このように、短くも重い言葉がレビュー欄には並んでいます。ゲームが面白いからこそ、そのテンポを削がれることへのストレスは倍増する。まん花もスマホの画面をタップしすぎて、液晶に指の形が陥没したんじゃないかと思うほどプレイしましたが、確かに広告の入り方は「絶妙に嫌なタイミング」を突いてきます。
本作は「入居者を確認するゲーム」ではなく「広告を確認するゲーム」へと変貌している。
不満の元凶「広告」の分析

次に、頻出単語TOP7のデータを見てみましょう。1位は圧倒的な「広告(72回)」。これに続くのが「マンション(11回)」「怪物(7回)」ですから、いかに広告という単語がユーザーの脳裏にこびりついているかが分かります。

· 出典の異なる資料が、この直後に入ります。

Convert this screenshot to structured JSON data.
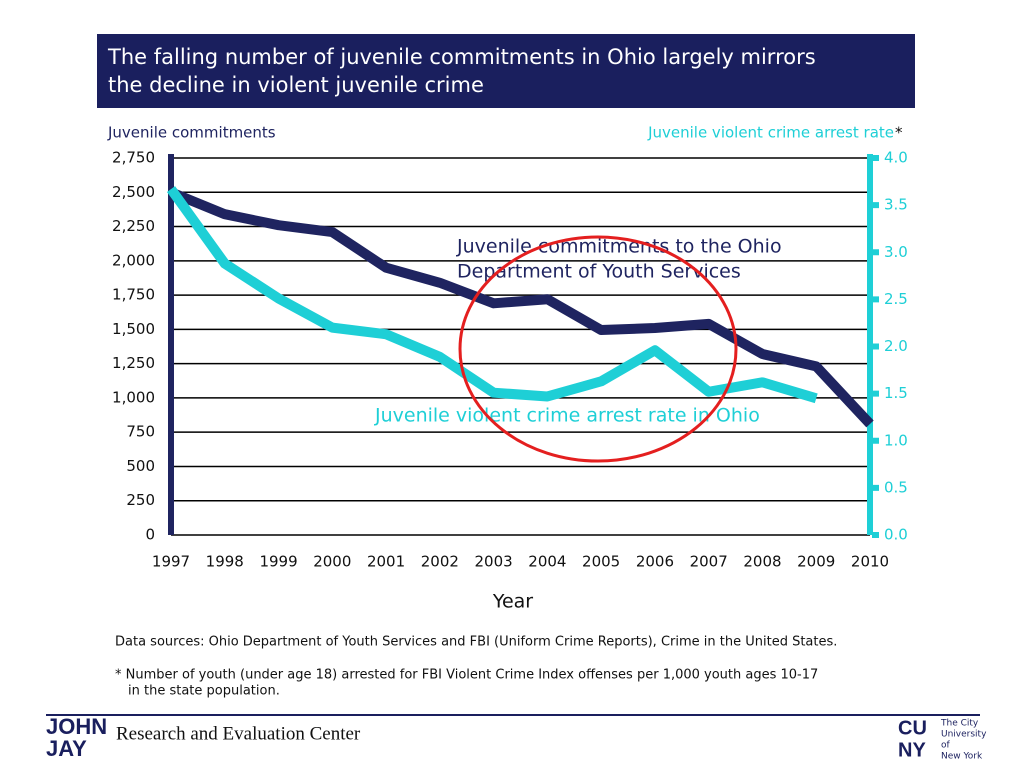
{
  "chart_data": {
    "type": "line",
    "title": [
      "The falling number of juvenile commitments in Ohio largely mirrors",
      "the decline in violent juvenile crime"
    ],
    "ylabel": "Juvenile commitments",
    "y2label": "Juvenile violent crime arrest rate",
    "y2label_mark": "*",
    "xlabel": "Year",
    "x": [
      1997,
      1998,
      1999,
      2000,
      2001,
      2002,
      2003,
      2004,
      2005,
      2006,
      2007,
      2008,
      2009,
      2010
    ],
    "xlim": [
      1997,
      2010
    ],
    "xticks": [
      1997,
      1998,
      1999,
      2000,
      2001,
      2002,
      2003,
      2004,
      2005,
      2006,
      2007,
      2008,
      2009,
      2010
    ],
    "ylim": [
      0,
      2750
    ],
    "yticks": [
      0,
      250,
      500,
      750,
      {
        "value": 1000,
        "label": "1,000"
      },
      {
        "value": 1250,
        "label": "1,250"
      },
      {
        "value": 1500,
        "label": "1,500"
      },
      {
        "value": 1750,
        "label": "1,750"
      },
      {
        "value": 2000,
        "label": "2,000"
      },
      {
        "value": 2250,
        "label": "2,250"
      },
      {
        "value": 2500,
        "label": "2,500"
      },
      {
        "value": 2750,
        "label": "2,750"
      }
    ],
    "y2lim": [
      0,
      4
    ],
    "y2ticks": [
      {
        "value": 0,
        "label": "0.0"
      },
      0.5,
      {
        "value": 1,
        "label": "1.0"
      },
      1.5,
      {
        "value": 2,
        "label": "2.0"
      },
      2.5,
      {
        "value": 3,
        "label": "3.0"
      },
      3.5,
      {
        "value": 4,
        "label": "4.0"
      }
    ],
    "grid": true,
    "series": [
      {
        "name": [
          "Juvenile  commitments  to the Ohio",
          "Department of Youth Services"
        ],
        "color": "#1f2460",
        "axis": "y",
        "values": [
          2500,
          2340,
          2260,
          2210,
          1950,
          1840,
          1690,
          1720,
          1495,
          1510,
          1540,
          1320,
          1230,
          810
        ]
      },
      {
        "name": [
          "Juvenile  violent crime arrest rate in Ohio"
        ],
        "color": "#1ecfd6",
        "axis": "y2",
        "values": [
          3.67,
          2.88,
          2.51,
          2.2,
          2.13,
          1.89,
          1.51,
          1.47,
          1.63,
          1.96,
          1.52,
          1.62,
          1.45,
          null
        ]
      }
    ],
    "sources": "Data sources: Ohio Department of Youth Services and FBI (Uniform Crime Reports), Crime in the United States.",
    "footnote": [
      "* Number of youth (under age 18) arrested for FBI Violent Crime Index offenses per 1,000 youth ages 10-17",
      "in the state population."
    ]
  },
  "footer": {
    "center": "Research and Evaluation Center",
    "logo_left": [
      "JOHN",
      "JAY"
    ],
    "logo_right": [
      "CU",
      "NY"
    ],
    "logo_right_text": [
      "The City",
      "University",
      "of",
      "New York"
    ]
  }
}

なぜ、これほどまでに「広告」という二文字が憎まれるのか、そのメカニズムを深く掘り下げてみます。
指を休める暇のないタップと待機
本作は、スマホ特有の直感的な操作が売りです。身分証をタップし、電話番号を連打して確認し、不審な点があれば問い詰める。このスピーディーな「指の運動」が、ゲームの爽快感を生んでいます。しかし、そのリズムが最高潮に達した瞬間、画面は暗転し、全く関係のない別ゲームの広告が流れ始めます。この脳の報酬系が「待て」を食らう感覚こそが、ストレスの正体です。

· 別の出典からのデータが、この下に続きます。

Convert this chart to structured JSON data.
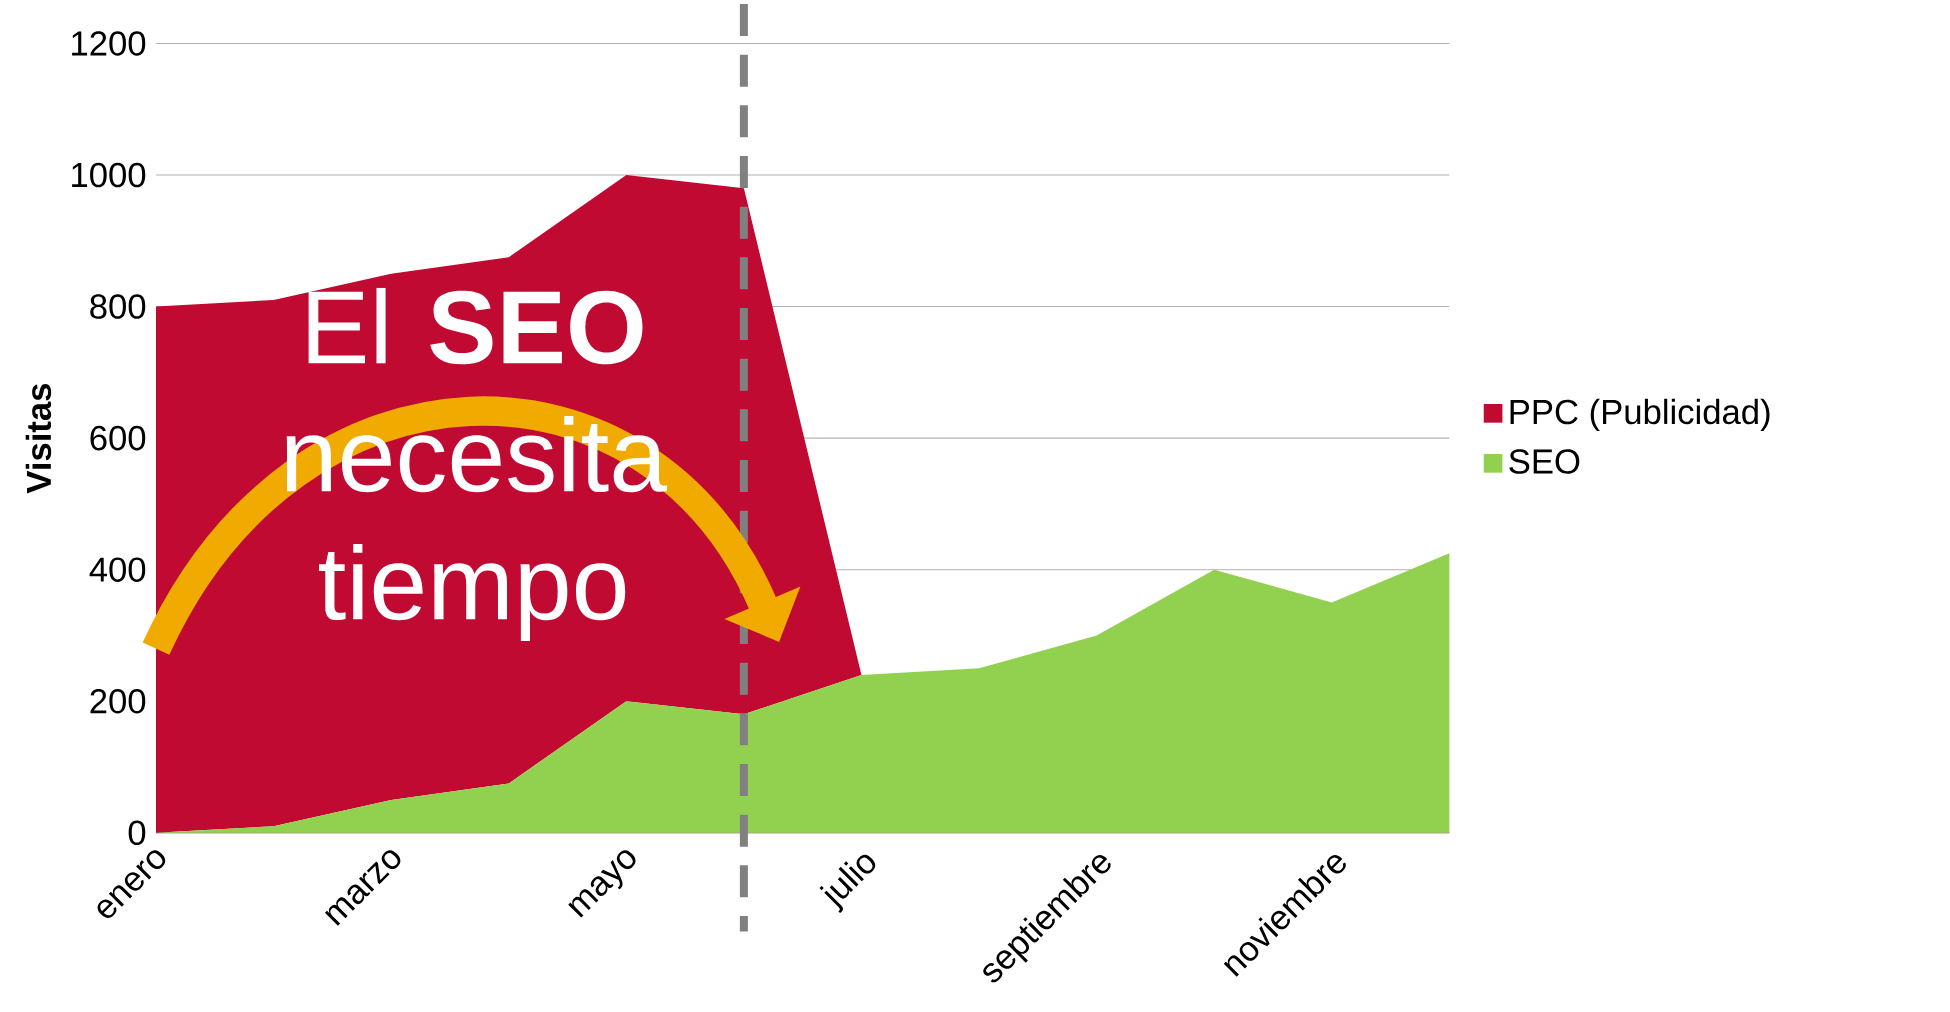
{
  "chart_data": {
    "type": "area",
    "stacked": true,
    "ylabel": "Visitas",
    "categories": [
      "enero",
      null,
      "marzo",
      null,
      "mayo",
      null,
      "julio",
      null,
      "septiembre",
      null,
      "noviembre",
      null
    ],
    "series": [
      {
        "name": "SEO",
        "color": "#92d050",
        "values": [
          0,
          10,
          50,
          75,
          200,
          180,
          240,
          250,
          300,
          400,
          350,
          425
        ]
      },
      {
        "name": "PPC (Publicidad)",
        "color": "#c00a32",
        "values": [
          800,
          800,
          800,
          800,
          800,
          800,
          0,
          0,
          0,
          0,
          0,
          0
        ]
      }
    ],
    "ylim": [
      0,
      1200
    ],
    "yticks": [
      0,
      200,
      400,
      600,
      800,
      1000,
      1200
    ],
    "grid": "y",
    "legend": "right",
    "annotations": [
      "El **SEO** necesita tiempo"
    ]
  }
}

特に本作は、一回のプレイセクションが非常に短いため、広告の露出頻度が相対的に高くなってしまいます。一人の入居希望者を裁くのにかかる時間は1〜2分。その直後に15〜30秒の広告が入るとなれば、プレイ時間の実に2割から3割が「広告を見ている時間」になってしまう計算です。これでは「廃人大家」を目指すまん花のような熱心な層であっても、心が折れそうになるのは自明の理。
テンポを破壊する「1人1広告」の衝撃
さらに深刻なのは、広告が単なる待ち時間ではなく、ゲームの「没入感(イマージョン)」を完膚なきまでに破壊することです。モンスターとの緊張感あふれる対峙や、怪しい住人の嘘を見破った瞬間の達成感。それらが広告によってリセットされてしまう。
広告が多すぎる。 1人誰かくる度に1分近くある広告が流れてくる。 ゲーム性以前の問題。

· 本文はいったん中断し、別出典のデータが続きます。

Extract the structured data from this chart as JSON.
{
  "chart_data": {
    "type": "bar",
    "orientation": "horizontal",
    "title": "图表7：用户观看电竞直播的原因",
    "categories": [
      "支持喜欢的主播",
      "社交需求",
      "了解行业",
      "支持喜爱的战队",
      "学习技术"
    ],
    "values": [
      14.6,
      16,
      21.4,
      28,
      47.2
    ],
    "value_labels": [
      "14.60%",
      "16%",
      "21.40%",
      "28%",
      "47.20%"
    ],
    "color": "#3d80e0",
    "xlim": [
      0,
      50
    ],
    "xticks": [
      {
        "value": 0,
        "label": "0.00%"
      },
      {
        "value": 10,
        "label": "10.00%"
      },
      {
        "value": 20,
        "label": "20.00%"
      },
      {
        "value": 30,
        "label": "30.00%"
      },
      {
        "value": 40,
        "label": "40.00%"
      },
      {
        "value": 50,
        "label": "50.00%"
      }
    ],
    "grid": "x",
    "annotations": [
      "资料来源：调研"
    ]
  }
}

このレビューが指摘するように、もはやゲーム内容を議論する土俵にすら上がらせてもらえないという感覚。まん花もプレイしすぎてスマホのバッテリーがパンパンに膨れ上がり、もはや爆弾を抱えて経営しているような気分になりましたが、その熱量を冷まさせるには広告はあまりにも強力な消火器でした。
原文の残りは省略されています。